KENNESAW, Ga.–(BUSINESS WIRE)–ShoulderUp Technology Acquisition Corp. (the “Company”) announced the pricing of its upsized initial public offering of 26,500,000 units at $10.00 per unit. The listing of the units on the New York Stock Exchange (the “NYSE”) under the symbol “SUAC.U” commenced on November 16, 2021. Each unit consists of one share of the Company’s Class A common stock and one-half of one warrant, each whole warrant entitling the holder thereof to purchase one share of the Company’s Class A common stock at an exercise price of $11.50 per share. Once the securities constituting the units begin separate trading, we expect that the Class A common stock and warrants will be listed on the NYSE under the symbols “SUAC“ and “SUAC.WS,” respectively.
The Company is a blank check company whose business purpose is to effect a merger, capital stock exchange, asset acquisition, stock purchase, reorganization or similar business combination with one or more businesses, which we refer to as our initial business combination. While the Company may pursue an initial business combination target in any industry, it currently intends to focus its efforts on identifying businesses in the technology and cybersecurity industries, segments where the SPAC’s management, board and advisory teams have unparalleled collective expertise.

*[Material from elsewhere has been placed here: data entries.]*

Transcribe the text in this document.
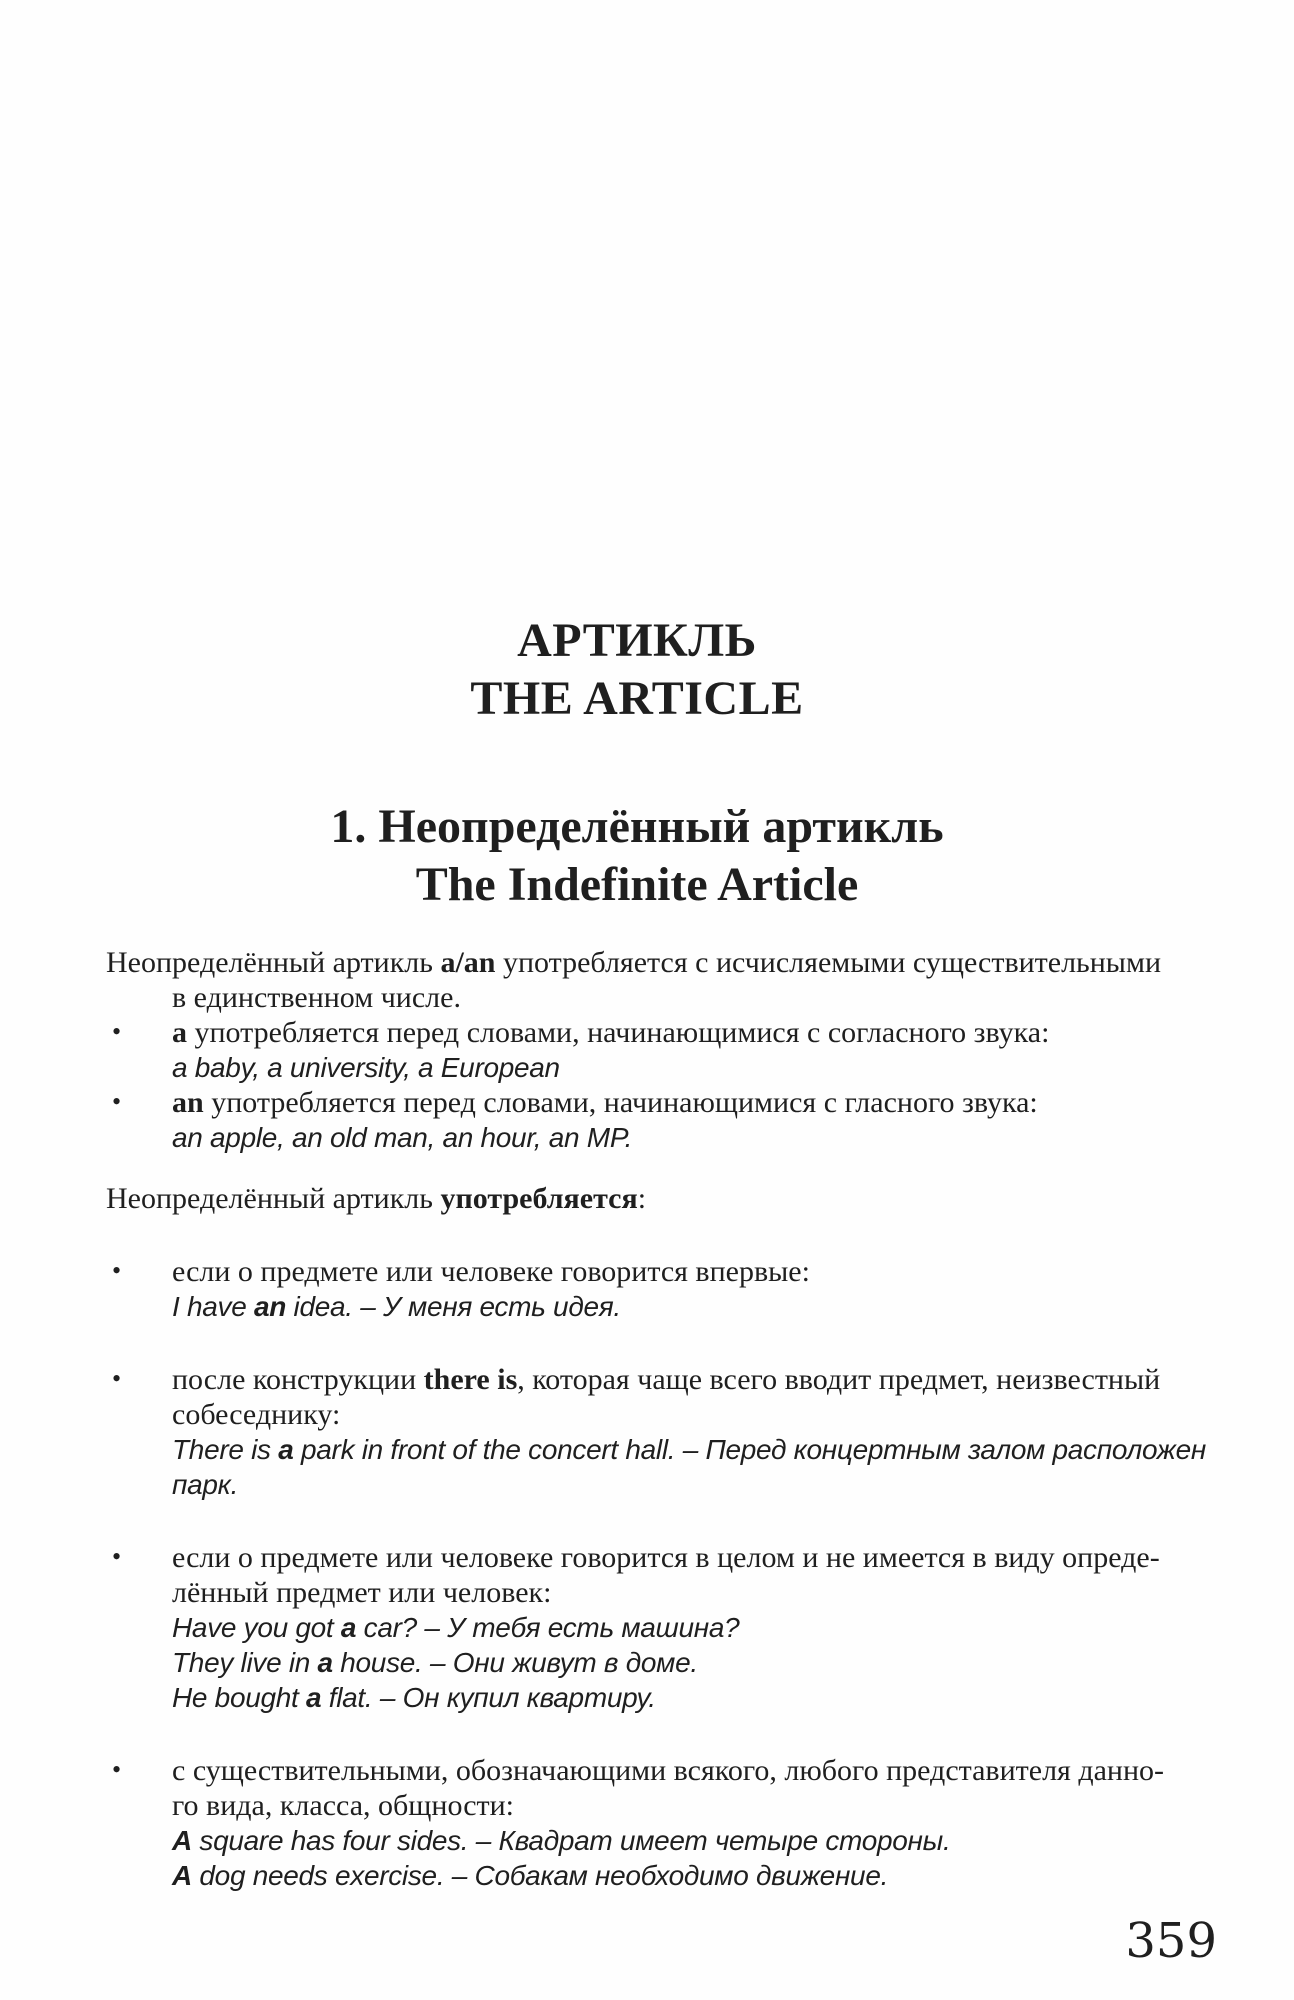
АРТИКЛЬ
THE ARTICLE
1. Неопределённый артикль
The Indefinite Article
Неопределённый артикль a/an употребляется с исчисляемыми существительными
в единственном числе.
• a употребляется перед словами, начинающимися с согласного звука:
a baby, a university, a European
• an употребляется перед словами, начинающимися с гласного звука:
an apple, an old man, an hour, an MP.
Неопределённый артикль употребляется:
• если о предмете или человеке говорится впервые:
I have an idea. – У меня есть идея.
• после конструкции there is, которая чаще всего вводит предмет, неизвестный
собеседнику:
There is a park in front of the concert hall. – Перед концертным залом расположен
парк.
• если о предмете или человеке говорится в целом и не имеется в виду опреде-
лённый предмет или человек:
Have you got a car? – У тебя есть машина?
They live in a house. – Они живут в доме.
He bought a flat. – Он купил квартиру.
• с существительными, обозначающими всякого, любого представителя данно-
го вида, класса, общности:
A square has four sides. – Квадрат имеет четыре стороны.
A dog needs exercise. – Собакам необходимо движение.
359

Citigroup Global Markets Inc. (“Citigroup”) is acting as sole bookrunner and representative of the underwriters, and Siebert Williams Shank & Co., LLC and Roberts & Ryan Investments Inc. are acting as co-managers of the offering. The Company has granted the underwriters a 45-day option to purchase up to 3,500,000 additional units at the initial public offering price to cover over-allotments, if any.
This offering will only be made by means of a prospectus. Copies of the preliminary prospectus relating to the offering and final prospectus, when available, may be obtained from Citigroup, c/o Broadridge Financial Solutions, 1155 Long Island Avenue, Edgewood, New York 11717 or by telephone at (800) 831-9146.
A registration statement relating to these securities has been declared effective by the U.S. Securities and Exchange Commission (the “SEC”). This press release shall not constitute an offer to sell or the solicitation of an offer to buy, nor shall there be any sale of these securities in any State or jurisdiction in which such an offer, solicitation or sale would be unlawful prior to registration or qualification under the securities laws of any such State or jurisdiction.
This press release contains statements that constitute “forward-looking statements,” including with respect to the proposed initial public offering and the anticipated use of the net proceeds. No assurance can be given that the offering discussed above will be completed on the terms described, or at all, or that the net proceeds of the offering will be used as indicated. Forward-looking statements are subject to numerous conditions, many of which are beyond the control of the Company, including those set forth in the Risk Factors section of the Company’s registration statement and preliminary prospectus for the Company’s offering filed with the SEC. Copies are available on the SEC’s website, www.sec.gov. The Company undertakes no obligation to update these statements for revisions or changes after the date of this release, except as required by law.